You’ll never hear a true professional whine, complain, or make excuses. You’ll never see one mope, or act pessimistic or hopeless. It’s not that he or she is in denial when things aren’t going well; professionals are always grounded in reality, and while they can be visionaries, their visions are fact-based. But even when there are challenges to overcome, their attitude is always positive, and they never stop looking for solutions to problems that other people would give up on.

Like great parents, great leaders don’t wear the effects of bad days in front of others. It not only hurts your reputation but triggers worry and fear among your employees, rather than optimism.

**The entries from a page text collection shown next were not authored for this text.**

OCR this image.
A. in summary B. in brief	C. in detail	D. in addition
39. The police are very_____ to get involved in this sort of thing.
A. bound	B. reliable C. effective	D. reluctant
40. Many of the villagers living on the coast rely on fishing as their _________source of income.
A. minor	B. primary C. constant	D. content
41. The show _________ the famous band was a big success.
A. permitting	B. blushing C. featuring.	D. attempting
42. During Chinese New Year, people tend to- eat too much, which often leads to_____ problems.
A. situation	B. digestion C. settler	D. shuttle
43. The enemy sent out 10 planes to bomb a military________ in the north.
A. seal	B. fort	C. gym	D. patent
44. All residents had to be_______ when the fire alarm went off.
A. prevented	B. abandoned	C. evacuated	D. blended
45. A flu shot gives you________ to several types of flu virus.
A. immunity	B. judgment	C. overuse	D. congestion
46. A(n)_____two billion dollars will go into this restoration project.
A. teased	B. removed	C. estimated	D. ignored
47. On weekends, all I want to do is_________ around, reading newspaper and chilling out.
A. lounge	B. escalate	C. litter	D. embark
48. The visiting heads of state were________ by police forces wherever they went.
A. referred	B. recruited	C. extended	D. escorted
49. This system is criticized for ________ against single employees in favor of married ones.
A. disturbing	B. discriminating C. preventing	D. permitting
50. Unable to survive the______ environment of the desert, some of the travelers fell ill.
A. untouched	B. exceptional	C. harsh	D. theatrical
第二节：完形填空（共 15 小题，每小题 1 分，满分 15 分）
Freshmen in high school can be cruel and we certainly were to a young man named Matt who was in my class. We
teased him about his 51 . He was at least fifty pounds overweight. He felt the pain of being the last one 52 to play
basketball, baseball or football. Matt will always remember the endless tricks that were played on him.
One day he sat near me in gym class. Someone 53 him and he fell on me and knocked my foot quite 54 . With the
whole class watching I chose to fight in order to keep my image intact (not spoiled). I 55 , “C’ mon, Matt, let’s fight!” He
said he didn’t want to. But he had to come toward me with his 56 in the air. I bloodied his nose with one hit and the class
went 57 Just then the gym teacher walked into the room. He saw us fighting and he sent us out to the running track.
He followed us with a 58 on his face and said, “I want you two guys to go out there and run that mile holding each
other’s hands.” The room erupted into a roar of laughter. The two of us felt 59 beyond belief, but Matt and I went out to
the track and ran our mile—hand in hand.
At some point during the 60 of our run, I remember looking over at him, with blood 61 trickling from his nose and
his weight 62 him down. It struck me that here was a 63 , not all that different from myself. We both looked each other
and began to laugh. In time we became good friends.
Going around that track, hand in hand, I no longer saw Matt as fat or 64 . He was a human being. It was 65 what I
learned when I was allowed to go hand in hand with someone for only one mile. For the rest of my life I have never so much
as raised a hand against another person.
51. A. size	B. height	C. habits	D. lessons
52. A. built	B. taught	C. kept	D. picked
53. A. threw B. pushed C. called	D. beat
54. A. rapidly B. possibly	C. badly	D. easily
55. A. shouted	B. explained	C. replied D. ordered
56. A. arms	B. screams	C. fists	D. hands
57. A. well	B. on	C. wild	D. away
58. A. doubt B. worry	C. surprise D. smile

Professionals keep a sharp eye out for the warning signs and move quickly to resolve tensions and restore trust by finding solutions that satisfy everyone concerned. They also choose their battles wisely; they don’t waste their time on petty disagreements and annoyances, but rather save their energy for issues that have real consequences.

You’re never as good as you think you are.

What do you stand for? What are your core values? Where do you draw your lines in the sand?

Honesty: We deal with one another in a straightforward manner.

Integrity: We act in a manner consistent with our words and beliefs.

Respect: We treat others with care and consideration.

Courage: We pursue our beliefs with strength and perseverance.

Openness: We share information freely.

Diversity: We seek, value, and respect differences among our fellow Cast Members.

Balance: We strive for stability and vitality in our lives.

…People will not be committed to you until they are certain you are committed to them.

…young workers want flexible, nonauthoritarian environments, where they are respected as individuals and allowed to develop to their full potentials. They want meaningful work, interesting challenges, and balanced lives, and they expect to be involved and appreciated from day one on the job. They also won’t tolerate the kinds of disrespectful treatment that many workers my age put up with early in our careers. They don’t want to be regarded as subordinates by their so-called superiors; they want to work with humble leaders who are focused on their work rather than on their status.

…20 percent of the people in an organization are active change agents, another 30 percent or so resist change, and a full 50 percent have the potential to go either way, depending upon how they are led.

Everything you say and do matters, perhaps more than you realize.